The Method, in One Screen

What emerged is a two-layer system I call the SprintFleet Method.

The portfolio layer is a master tracker—a spreadsheet with one row per project: number, category, priority, status, and the cell I consider the most important in the system, a concrete Next Step. A project with an empty Next Step is stalled by definition. Complex projects get a roadmap sheet whose task rows carry an AI Prompt column—a ready-to-paste prompt written at planning time, when context is fresh, so that any future session, human or machine, can execute the task cold, months later.

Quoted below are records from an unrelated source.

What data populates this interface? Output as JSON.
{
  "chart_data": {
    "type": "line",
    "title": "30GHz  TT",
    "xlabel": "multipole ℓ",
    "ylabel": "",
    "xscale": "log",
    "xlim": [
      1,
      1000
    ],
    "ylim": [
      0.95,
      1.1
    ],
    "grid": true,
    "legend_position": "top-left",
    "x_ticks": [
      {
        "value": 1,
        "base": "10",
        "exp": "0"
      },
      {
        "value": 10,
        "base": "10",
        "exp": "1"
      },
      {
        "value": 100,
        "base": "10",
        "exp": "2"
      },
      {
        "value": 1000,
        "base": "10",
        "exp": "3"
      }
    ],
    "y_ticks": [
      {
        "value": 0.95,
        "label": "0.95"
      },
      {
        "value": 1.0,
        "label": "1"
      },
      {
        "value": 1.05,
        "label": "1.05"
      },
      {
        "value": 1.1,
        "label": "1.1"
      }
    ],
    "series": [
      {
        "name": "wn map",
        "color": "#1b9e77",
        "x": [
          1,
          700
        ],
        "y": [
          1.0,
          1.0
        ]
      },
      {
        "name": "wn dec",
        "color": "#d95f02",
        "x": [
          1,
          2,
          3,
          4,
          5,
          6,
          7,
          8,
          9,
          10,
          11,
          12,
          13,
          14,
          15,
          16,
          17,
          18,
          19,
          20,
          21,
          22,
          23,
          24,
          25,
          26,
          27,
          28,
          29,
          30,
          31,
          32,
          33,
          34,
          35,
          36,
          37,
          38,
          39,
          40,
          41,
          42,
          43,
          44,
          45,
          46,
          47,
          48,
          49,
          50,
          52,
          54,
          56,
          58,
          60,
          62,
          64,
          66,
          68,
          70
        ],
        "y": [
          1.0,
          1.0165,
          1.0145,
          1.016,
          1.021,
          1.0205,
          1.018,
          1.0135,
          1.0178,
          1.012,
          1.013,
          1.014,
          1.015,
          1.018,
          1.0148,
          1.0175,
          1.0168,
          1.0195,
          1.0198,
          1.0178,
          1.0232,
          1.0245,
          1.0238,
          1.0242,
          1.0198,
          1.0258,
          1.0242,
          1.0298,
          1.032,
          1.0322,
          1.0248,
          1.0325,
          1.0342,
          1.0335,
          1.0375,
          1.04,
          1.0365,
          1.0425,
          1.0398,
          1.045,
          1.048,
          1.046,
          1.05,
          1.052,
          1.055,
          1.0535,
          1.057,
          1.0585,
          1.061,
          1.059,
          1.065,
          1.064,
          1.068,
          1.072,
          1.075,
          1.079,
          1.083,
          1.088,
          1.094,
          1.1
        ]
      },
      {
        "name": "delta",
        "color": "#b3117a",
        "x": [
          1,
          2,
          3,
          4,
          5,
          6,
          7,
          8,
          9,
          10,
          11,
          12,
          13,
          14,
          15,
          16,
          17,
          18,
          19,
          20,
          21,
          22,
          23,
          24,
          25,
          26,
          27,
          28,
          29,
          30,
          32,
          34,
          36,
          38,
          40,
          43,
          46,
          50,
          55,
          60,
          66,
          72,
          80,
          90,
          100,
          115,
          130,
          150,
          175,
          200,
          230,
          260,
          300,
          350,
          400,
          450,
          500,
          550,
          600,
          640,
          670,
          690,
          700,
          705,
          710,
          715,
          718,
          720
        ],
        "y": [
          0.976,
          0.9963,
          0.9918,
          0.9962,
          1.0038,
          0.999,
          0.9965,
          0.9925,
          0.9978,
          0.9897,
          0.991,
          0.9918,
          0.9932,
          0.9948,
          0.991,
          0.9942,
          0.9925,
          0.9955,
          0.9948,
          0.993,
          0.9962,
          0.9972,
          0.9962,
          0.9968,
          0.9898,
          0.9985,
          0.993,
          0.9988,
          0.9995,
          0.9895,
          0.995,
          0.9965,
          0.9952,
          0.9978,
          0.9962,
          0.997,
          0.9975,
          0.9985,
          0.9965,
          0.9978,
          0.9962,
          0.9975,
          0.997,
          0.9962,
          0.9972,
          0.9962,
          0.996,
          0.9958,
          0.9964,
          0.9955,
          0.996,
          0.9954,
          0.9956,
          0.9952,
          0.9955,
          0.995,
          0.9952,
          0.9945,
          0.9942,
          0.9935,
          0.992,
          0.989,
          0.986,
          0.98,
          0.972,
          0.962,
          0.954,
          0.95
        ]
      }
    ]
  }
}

The sprint layer cuts a one-week plan from that tracker. A routing table assigns every task to its lane: premium shortlist, workhorse model, research model, overnight batch, or me. A daily schedule puts the human column first—one star per day. A scoreboard tracks each project against its sprint goal. A list of numbered rules records, in advance, the decisions you don't want to make mid-crisis: the slippage order when things go wrong, the quality gates that cannot be skipped, and the degradation path if a budget dies early. The week runs on a two-minute check-in each morning and a remediation playbook for when reality misbehaves. The sprint-end report shows where the subscriptions and hours actually went, synced back to the tracker so nothing is lost between weeks.

A Real Week

A recent sprint, lightly dramatized and anonymized: Monday 15:00, usage screen verified: two premium cycles ahead, 47% of the bar remaining in the first. That afternoon burned the 47% deliberately—an engineering dossier's architecture pass first, a research-run design second. Tuesday's star was a five-minute human task—a send button—that had slipped twice the sprint before. Midweek, a client emergency ate two mornings whole. The playbook did what playbooks are for: the missed stars were not stacked forward into an impossible Thursday; the lowest-priority one was dropped outright, per the slippage order written on Monday when I was calm. The deadline lane kept its protection. Saturday was a reading day, no decisions allowed. Sunday, fresh, the decisions took twenty minutes. The Friday report showed one lane had run dry by Wednesday—evidence, not guilt, and next sprint's pacing adjusted accordingly.

The honest failure worth reporting: my own index file drifted out of sync with the master tracker, and I nearly numbered a new project into a slot that was already taken. The method now has a rule about declared sources of truth because I broke one.

I Turned It into a Free Claude Skill

The method is packaged as a Claude skill—instructions Claude follows so that "help me get my projects under control" or "plan my week" produces the whole system: tracker, routing, budget cycles, starred days, check-ins, and reports. Building it, I benchmarked it against unaided Claude on identical planning tasks: plans made with the skill satisfied 21 of 21 quality assertions; without, 16 of 21—and the misses were the expensive ones: burn-down scheduled backwards, no degradation path, no slippage order.

It is free and MIT-licensed. In Claude Code or the Claude desktop app:

/plugin marketplace add aei-soli/claude-skills

Source and details: github.com/aei-soli/claude-skills. A paid edition—tracker-building scripts, a live dashboard, maintained model-tier maps—is in the works, but the method itself is entirely free.

If You Take One Thing

Verify your usage screen before you plan, not after you hit the wall. And give every day exactly one starred human task. The fleet is genuinely remarkable—it will do more than you think. But it works for you only if the admiral shows up rested.

Adrian Ionescu is a public administration consultant working in Romania and South-East Europe, and builds AI-assisted tools at AEI Digital Solutions. The SprintFleet Method is a free, MIT-licensed Claude skill: aei-soli/claude-skills.